Big or small, we’ve all lost things that are important to us. Cancelled concerts, postponed weddings, gym memberships, our daily coffee from our favourite barista. Oh and then what about the people who’ve lost their jobs, homes, businesses and family members? Quick one, I wish I didn’t have to list those things in any order. Because to you, not being able to go to the gym could feel incredibly huge right now. That daily sweat-fest could have been the thing that brought you purpose, or eased your anxiety or the thing that boosted your confidence and made you feel sexy. My point here is that all grief is relative to the individual. David Kessler, a grief expert (Please Google him. Listen to his Podcasts. He is very smart.), says that, “The worst grief you carry is your own”.
Ok. Cool David, then why do I feel as though my grief isn’t valid? Why do I feel that I can’t mourn a death? Why do I feel that I can’t be sad about my postponed trip to Europe? I actually know the answer to this. I just did a rhetorical question to make this conversational and make you think I’m smarter than I am. Well, I feel like I can’t grieve my own losses because there are people doing it so much harder right now. Sure, that’s true. But guys, my grief is valid. Your grief is valid. Your sadness is real. Please take away the judgement. There’s no right or wrong way to feel right now. This is all so unprecedented. Like I mean, come on! We just started a new decade. A decade that we raised our bubbles to (prosecco not iso bubbles) and said cheers to the hope, wonder and adventure that 2020 promised. We allowed ourselves to dream big for a second… Then bam! Just like that, we had to pack those plans into a box and squash them in between the canned legumes.

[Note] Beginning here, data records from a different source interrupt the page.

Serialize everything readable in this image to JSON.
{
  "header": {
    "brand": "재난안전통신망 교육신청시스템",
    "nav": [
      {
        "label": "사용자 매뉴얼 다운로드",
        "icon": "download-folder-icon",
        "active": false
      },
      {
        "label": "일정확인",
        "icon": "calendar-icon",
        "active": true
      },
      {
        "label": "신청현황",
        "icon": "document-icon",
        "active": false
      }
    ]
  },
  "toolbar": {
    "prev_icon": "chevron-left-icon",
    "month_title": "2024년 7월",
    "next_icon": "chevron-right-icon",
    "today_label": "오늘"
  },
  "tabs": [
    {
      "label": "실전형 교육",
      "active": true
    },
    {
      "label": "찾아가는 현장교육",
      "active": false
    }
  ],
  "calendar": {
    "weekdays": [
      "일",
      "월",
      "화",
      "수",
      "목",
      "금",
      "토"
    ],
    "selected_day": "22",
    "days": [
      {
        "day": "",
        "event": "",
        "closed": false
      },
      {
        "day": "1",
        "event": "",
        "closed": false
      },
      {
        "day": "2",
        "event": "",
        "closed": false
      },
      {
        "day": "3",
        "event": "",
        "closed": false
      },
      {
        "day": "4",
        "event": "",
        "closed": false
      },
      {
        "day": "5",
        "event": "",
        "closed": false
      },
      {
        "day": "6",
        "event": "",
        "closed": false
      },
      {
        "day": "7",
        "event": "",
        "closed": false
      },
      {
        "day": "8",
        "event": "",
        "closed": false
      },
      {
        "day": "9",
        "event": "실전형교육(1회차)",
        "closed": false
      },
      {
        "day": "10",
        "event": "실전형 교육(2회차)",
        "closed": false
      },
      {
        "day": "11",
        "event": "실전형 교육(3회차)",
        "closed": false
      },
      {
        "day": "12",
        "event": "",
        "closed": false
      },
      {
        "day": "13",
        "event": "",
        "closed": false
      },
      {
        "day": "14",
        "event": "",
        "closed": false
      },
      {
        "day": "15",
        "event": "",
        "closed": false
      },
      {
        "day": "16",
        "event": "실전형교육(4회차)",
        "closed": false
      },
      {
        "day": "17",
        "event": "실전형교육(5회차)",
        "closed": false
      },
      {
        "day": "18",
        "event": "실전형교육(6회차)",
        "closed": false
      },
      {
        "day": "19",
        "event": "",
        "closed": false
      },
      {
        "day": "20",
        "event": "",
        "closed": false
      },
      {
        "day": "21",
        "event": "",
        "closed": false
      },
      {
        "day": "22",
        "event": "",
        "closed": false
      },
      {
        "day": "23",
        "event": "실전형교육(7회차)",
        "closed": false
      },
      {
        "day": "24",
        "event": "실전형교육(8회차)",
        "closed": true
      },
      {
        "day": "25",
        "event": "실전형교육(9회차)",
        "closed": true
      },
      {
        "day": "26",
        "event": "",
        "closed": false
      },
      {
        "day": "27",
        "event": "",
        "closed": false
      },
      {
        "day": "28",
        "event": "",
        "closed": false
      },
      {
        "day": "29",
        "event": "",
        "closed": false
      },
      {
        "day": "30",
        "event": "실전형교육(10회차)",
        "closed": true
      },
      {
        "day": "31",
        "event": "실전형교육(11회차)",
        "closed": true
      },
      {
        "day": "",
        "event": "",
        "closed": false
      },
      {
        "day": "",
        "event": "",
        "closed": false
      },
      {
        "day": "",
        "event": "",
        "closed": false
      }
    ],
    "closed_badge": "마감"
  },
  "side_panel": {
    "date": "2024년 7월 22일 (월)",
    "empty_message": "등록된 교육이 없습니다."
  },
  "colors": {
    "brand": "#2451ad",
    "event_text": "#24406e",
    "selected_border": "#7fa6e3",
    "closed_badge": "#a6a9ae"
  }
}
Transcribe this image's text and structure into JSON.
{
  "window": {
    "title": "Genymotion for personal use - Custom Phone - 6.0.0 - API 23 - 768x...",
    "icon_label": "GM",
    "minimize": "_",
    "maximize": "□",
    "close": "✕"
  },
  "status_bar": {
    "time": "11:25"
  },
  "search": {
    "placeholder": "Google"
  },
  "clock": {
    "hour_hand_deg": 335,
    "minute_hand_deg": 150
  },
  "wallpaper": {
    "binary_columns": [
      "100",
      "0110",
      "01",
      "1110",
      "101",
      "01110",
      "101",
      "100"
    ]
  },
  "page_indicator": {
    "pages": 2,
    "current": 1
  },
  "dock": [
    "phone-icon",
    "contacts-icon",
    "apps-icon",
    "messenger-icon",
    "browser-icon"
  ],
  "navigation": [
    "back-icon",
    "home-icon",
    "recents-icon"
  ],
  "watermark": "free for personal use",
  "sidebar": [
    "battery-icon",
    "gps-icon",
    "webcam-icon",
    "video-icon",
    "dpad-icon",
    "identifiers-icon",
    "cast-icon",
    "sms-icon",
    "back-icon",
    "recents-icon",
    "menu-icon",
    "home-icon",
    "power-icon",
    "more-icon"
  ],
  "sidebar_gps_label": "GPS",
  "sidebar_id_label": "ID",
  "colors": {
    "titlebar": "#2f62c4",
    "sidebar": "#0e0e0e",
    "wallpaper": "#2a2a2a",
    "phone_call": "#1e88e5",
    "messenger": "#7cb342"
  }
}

So, where to from here? We’ve all lost a lot, what do we do with that grief? David says heaps of catchy things like, “you can’t heal if you don’t feel”. Seriously, look up Dr. Kessler. Then let yourself feel. If a wave of sadness washes over you, don’t fight it. Give yourself permission to cry. If you feel happy, be soooo happy. Share that happiness and do not feel guilty for it!
Because friends, we all process grief differently. In our own time and in our own way. So as you work through your own losses, know that everyone is doing the same. I’ll leave it up to you to find what helps you, but some tried and tested tips include; a presence practice, a gratitude practice, journaling on how you’re feeling, yoga, meditation, binge watching shit reality TV. Ok, I made up that last one. But basically, find connection, find meaning, find hope. None of these are instant fixes. They are like lunges. You have to do them everyday to get a booty.
Now, I don’t know how or when this will all end. But! The thing about collective grief is that we’re all going through it together. Which means we’ll get through it together. And until then, ask your people how they’re doing. Then ask again. Then listen as hard as you can to what they have to say.